A Gorham town meeting was held March 12, 1765. Officers elected included Surveyors of Lumber, and Lot layers. They voted Solomon Lombard, Esq. to serve for, and represent, Gorham at the Massachusetts Great Court, convened in Boston July 17, 1766.

As early as September 1768, a Gorham town meeting was held, and Solomon Lombard, Esq. (the former pastor) was chosen as "an agent to go to Boston, as soon as may be, to join a convention of agents from other towns in the province, to consult and resolve upon such measures as may most conduce to the safety and welfare of the inhabitants of this province at this alarming and critical juncture." Mr. Lombard was allowed eight days for going to, and returning from Boston. They kept up an able, active, and vigorous Committee of Correspondence, composed of men of wisdom, sagacity, and firmness."

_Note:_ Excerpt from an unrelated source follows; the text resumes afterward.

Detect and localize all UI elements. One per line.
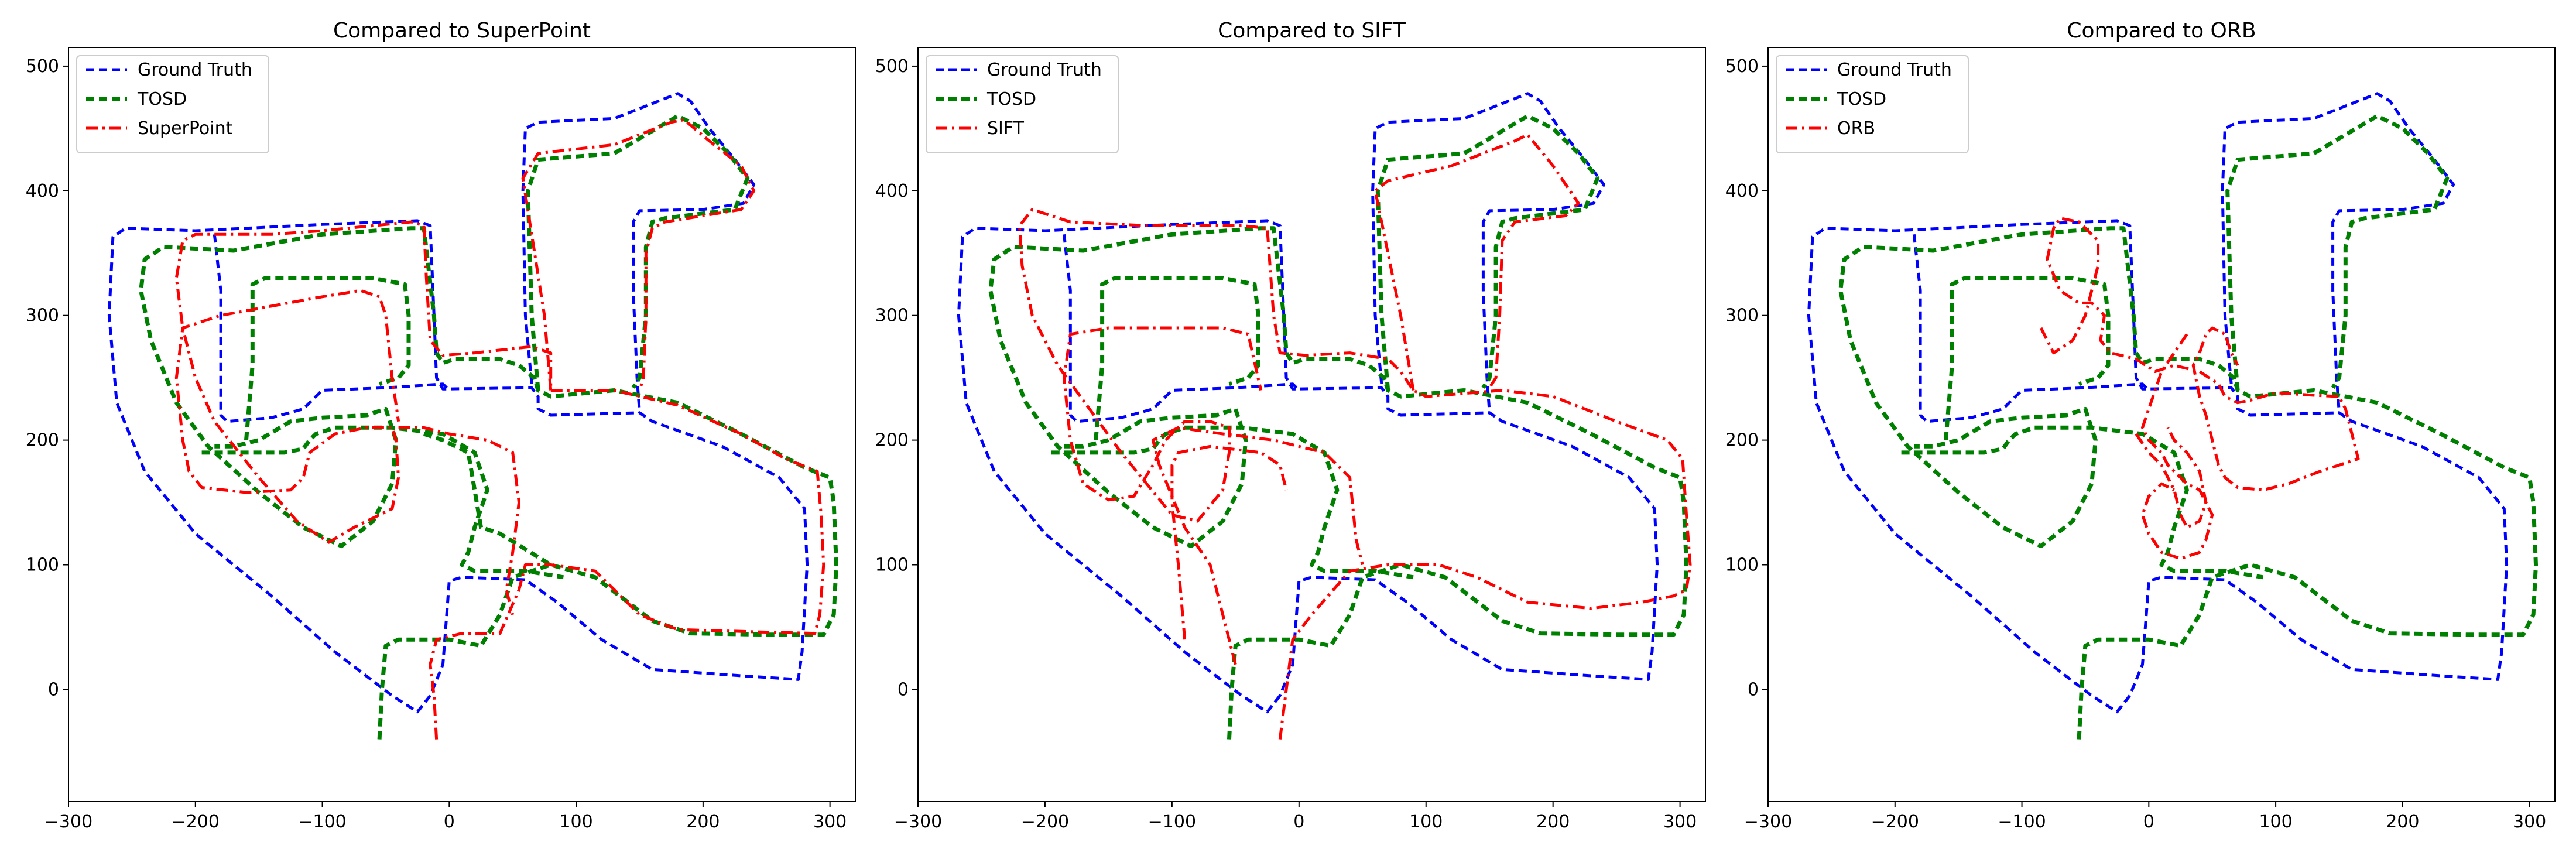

Instructions to Solomon Lombard Esq. included: "Whereas you are chosen by the Town of Gorham to represent at a Great and General Court, or Assembly to be held at Salem, on Wednesday, the fifth day of October next. We desire you to observe the following instructions: that you use your endeavors to obtain a vote of the House, for the re-establishment of the former Charter of this Province. We instruct you to join with other members, which compose said Court, in forming themselves into a Provincial Congress in order to secure them in the enjoyment of their Charter, and Constitutional Rights of Freemen, and as Christians.

He was a Gorham Town Selectman in 1772. Also the town's first representative to the Massachusetts General Court. Reelected four times.

Lombard attended the Provincial Congress in 1774, was chairman of the committee of safety, and was active in the cause of the colonies in the War of the Revolution. He was among the most earnest in resisting the policy and acts of Parliament toward the colonies.

While the town of Gorham was a part of Massachusetts, it had four judges of the Court of Common Pleas (1776–1781). Solomon Lombard was chosen to be one of these in 1776.

Lombard died in 1781, aged 79 years.